Earlier rumors of Lee's possible candidacy created sharp divides among San Francisco politicos, with some local leaders (like Senator Dianne Feinstein) championing a run, and others (like former supervisor Chris Daly) lambasting the mayor for "feigning" reluctance, suggesting his original intention was to enter the race all along. Meanwhile, the community-organized "Run Ed Run" campaign, which generated 51,000 supporters and the Chronicle revealed to be funded by powerful interest groups, dismantled upon Lee's declaration.
Much of the resistance to Lee's candidacy announcement came from the crop of other mayoral hopefuls, who chided him during Monday's debate for changing his mind to run. "He didn't change his mind, he broke his word," Supervisor John Avalos said.
Board of Supervisors President David Chiu questioned the ethics behind the "Run, Ed, Run" push. State Senator Leland Yee asked Lee to resign now that he has "broken his promise." City Attorney Dennis Herrera highlighted Lee's pattern of succumbing to external pressures, citing the fact that he initially resisted the interim mayor position until advisers convinced him otherwise. "Will he be his own man in the future, and stand up and say no and take unpopular positions?" Herrera said. "That's what this race is all about."

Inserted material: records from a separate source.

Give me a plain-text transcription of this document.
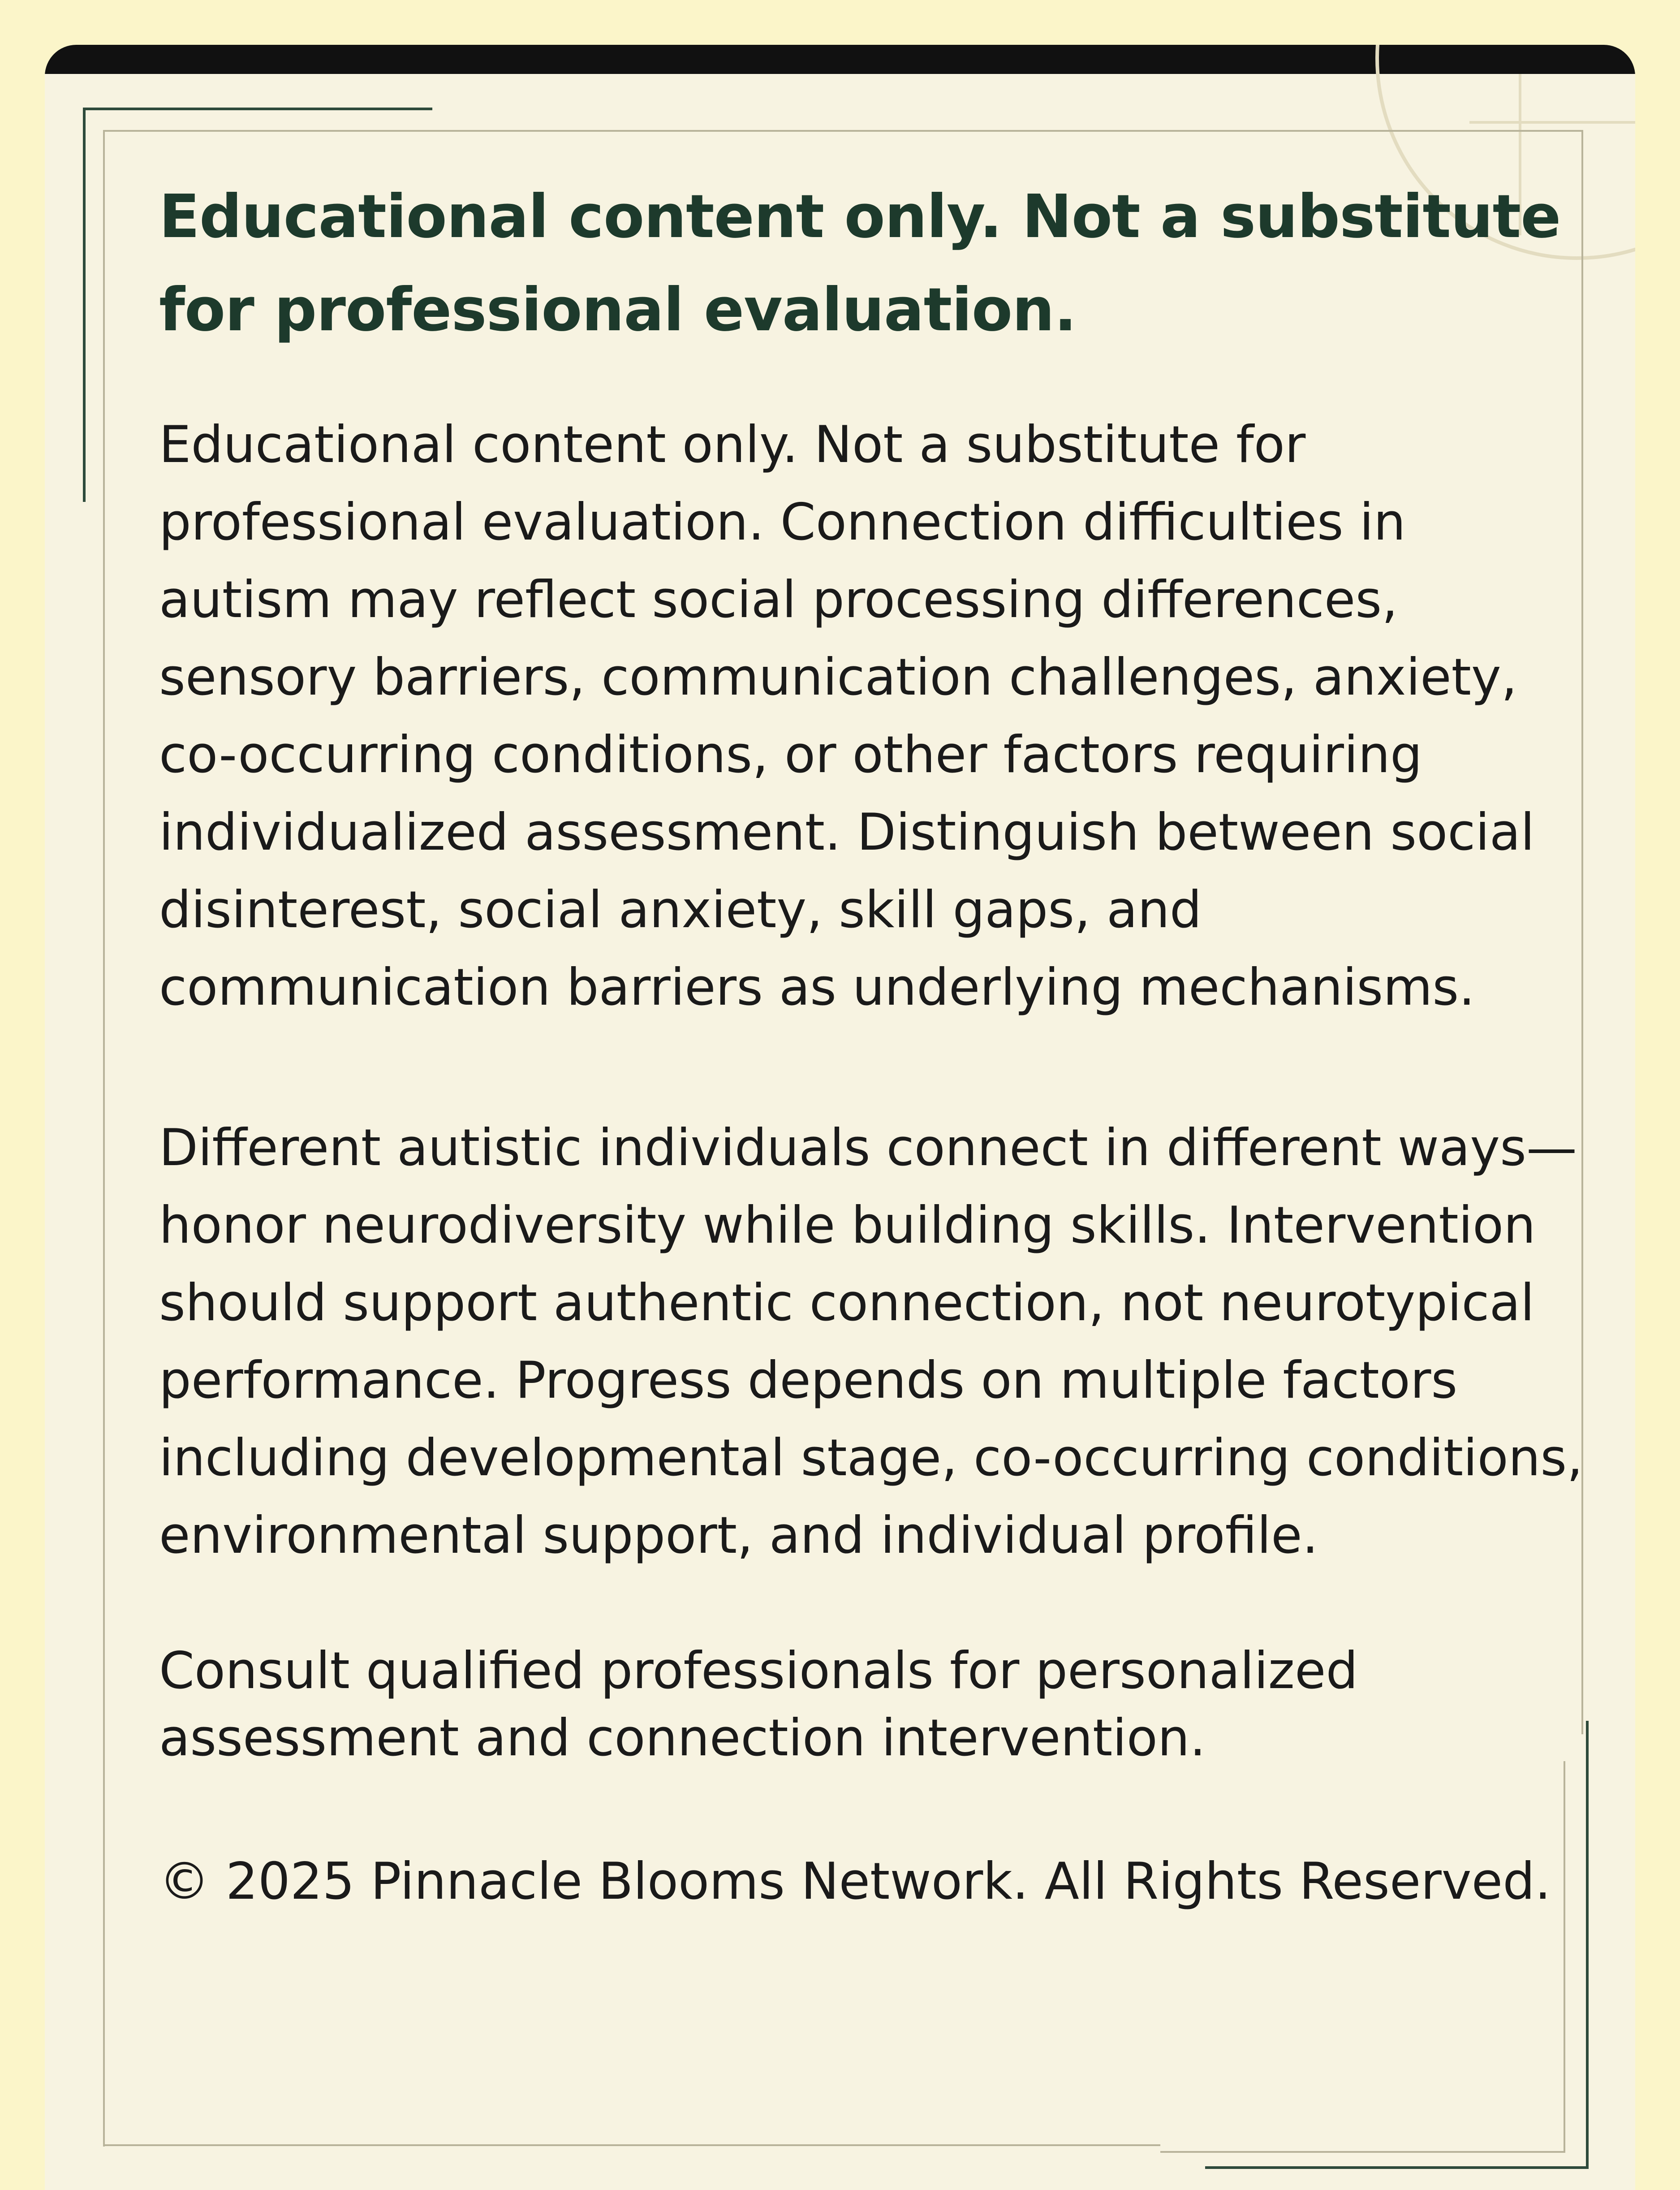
Educational content only. Not a substitute for professional evaluation.

Educational content only. Not a substitute for professional evaluation. Connection difficulties in autism may reflect social processing differences, sensory barriers, communication challenges, anxiety, co-occurring conditions, or other factors requiring individualized assessment. Distinguish between social disinterest, social anxiety, skill gaps, and communication barriers as underlying mechanisms.

Different autistic individuals connect in different ways—honor neurodiversity while building skills. Intervention should support authentic connection, not neurotypical performance. Progress depends on multiple factors including developmental stage, co-occurring conditions, environmental support, and individual profile.

Consult qualified professionals for personalized assessment and connection intervention.

© 2025 Pinnacle Blooms Network. All Rights Reserved.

Perhaps the sharpest criticism following Lee's announcement came not from a fellow candidate, but from Daly, who has vocally opposed Lee's potential candidacy from the beginning. "Ed Lee is a liar and should be greeted as such," he wrote in the description of his new Facebook group, "Ed Lee's a Liar," which orchestrated protests outside both City Hall and the Castro Theatre Monday. The man arrested while Lee filed papers is listed as a co-founder of Daly's Facebook group.
For his part, Lee maintains that he's done nothing wrong and simply wants to serve the people of San Francisco. "I've worked very hard to change the tone of government in the city," he said during Monday's debate, "and the last seven months showed we can get a lot done when we set politics aside."
A recent CBS News poll showed Ed Lee leading the pack of candidates, with 35 percent of respondents saying they would vote for him if the election were held today.